Patate. Batate. Bétète. Bétesse. Métesse. Maîtresse.

J’ai mis longtemps à me retourner, mais maintenant, je sais que « Patate » c’est pour moi,  c’est le mot plus proche de maîtresse, le plus facile à prononcer pour lui, parce que sa langue maternelle, elle vient de loin et semble très différente du français. Alors Marko, il mime, il écoute tout et quand je lis des histoires, il lit tout fort en même temps que moi. En m’imitant, pour que le français rentre en lui comme une formule magique. J’entends la sonorité de notre langue, comme si je ne la parlais pas.  Je lis « Le petit chaperon rouge » avec un écho de ma voix.
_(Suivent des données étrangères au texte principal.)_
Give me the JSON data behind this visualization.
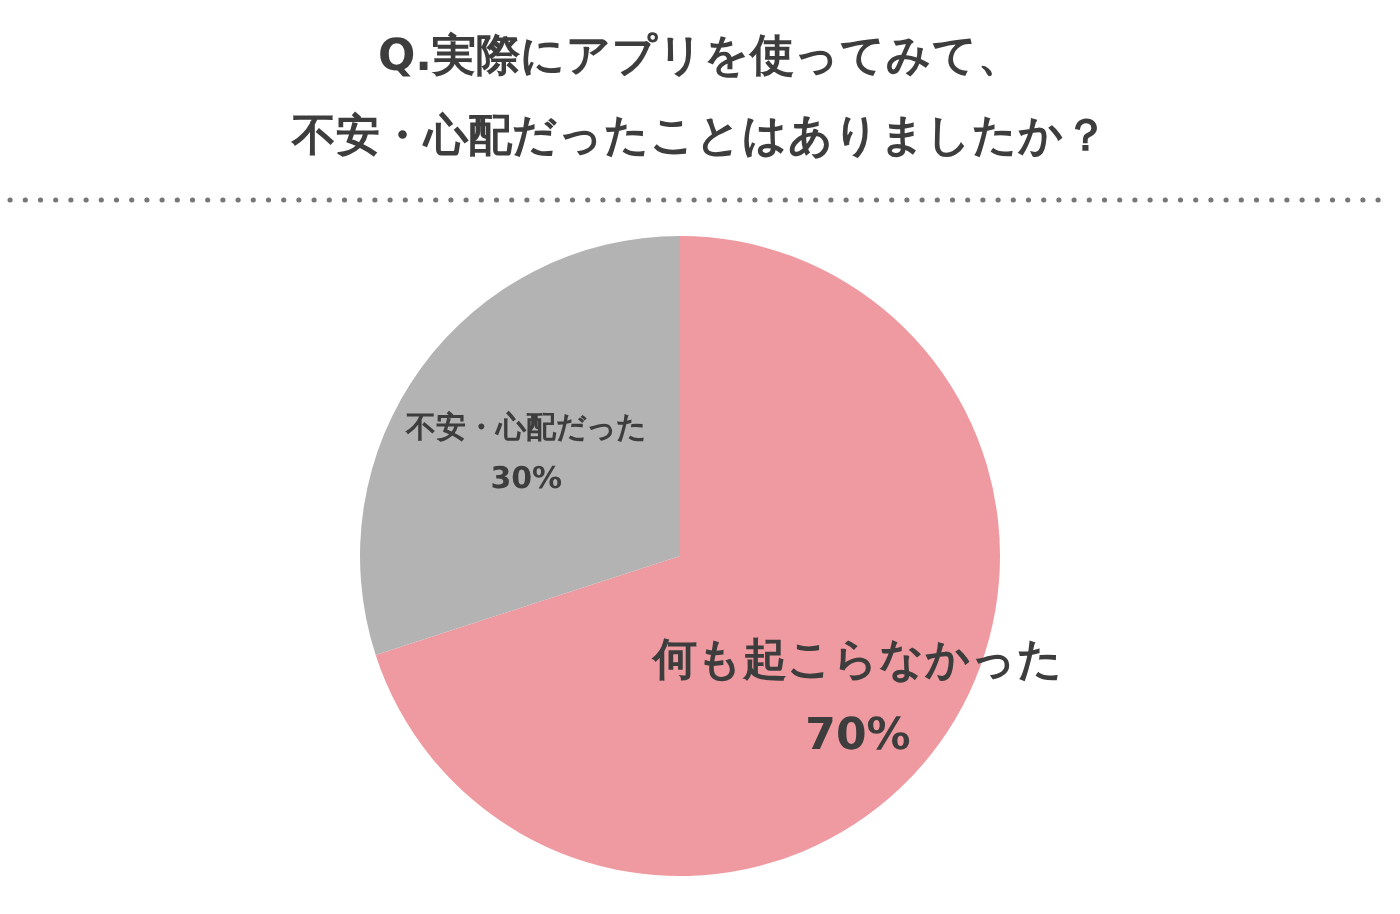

Parfois, je suis obligée de m’arrêter, pour lui dire de m’imiter moins fort parce qu’on n’entend plus rien. « D’attord bétète » et le grand sourire qui va avec.

Marko les trois premiers jours de la petite-section il a hurlé sans discontinuer, puis il est resté accroché à moi comme un koala pendant un moment. Maintenant, il court en arrivant le matin. Mais les journées sont sans doute encore longues et il me fait régulièrement un résumé rapide avec mime et mots piochés pour résumer qu’on joue, qu’on mange à la cantine, qu’on dort et que maman vient après. J’acquiesce. Je répète avec des phrases entières, des conjonctions de coordination et les mêmes gestes que lui.

Maintenant, ce ne sont plus quelques mots par accidents, ce sont des tas de mots et l’envie de montrer et de communiquer à tout prix, qui le font courir dans la classe. Assise à l’autre bout de la pièce, loin de lui, j’entends:

« -Pataaaate!!!

-Oui? C’est Maî-tresse Marko, Maî-tresse.

-Batète!

-Voilà, c’est ça. »

Face au chevalet, pinceau dans une main, il pointe fièrement son dernier chef-d’œuvre, les yeux brillants, et regarde alternativement sa peinture et mon visage pour que je comprenne: « Patate!! »

Patate, portrait d’état, en format A3.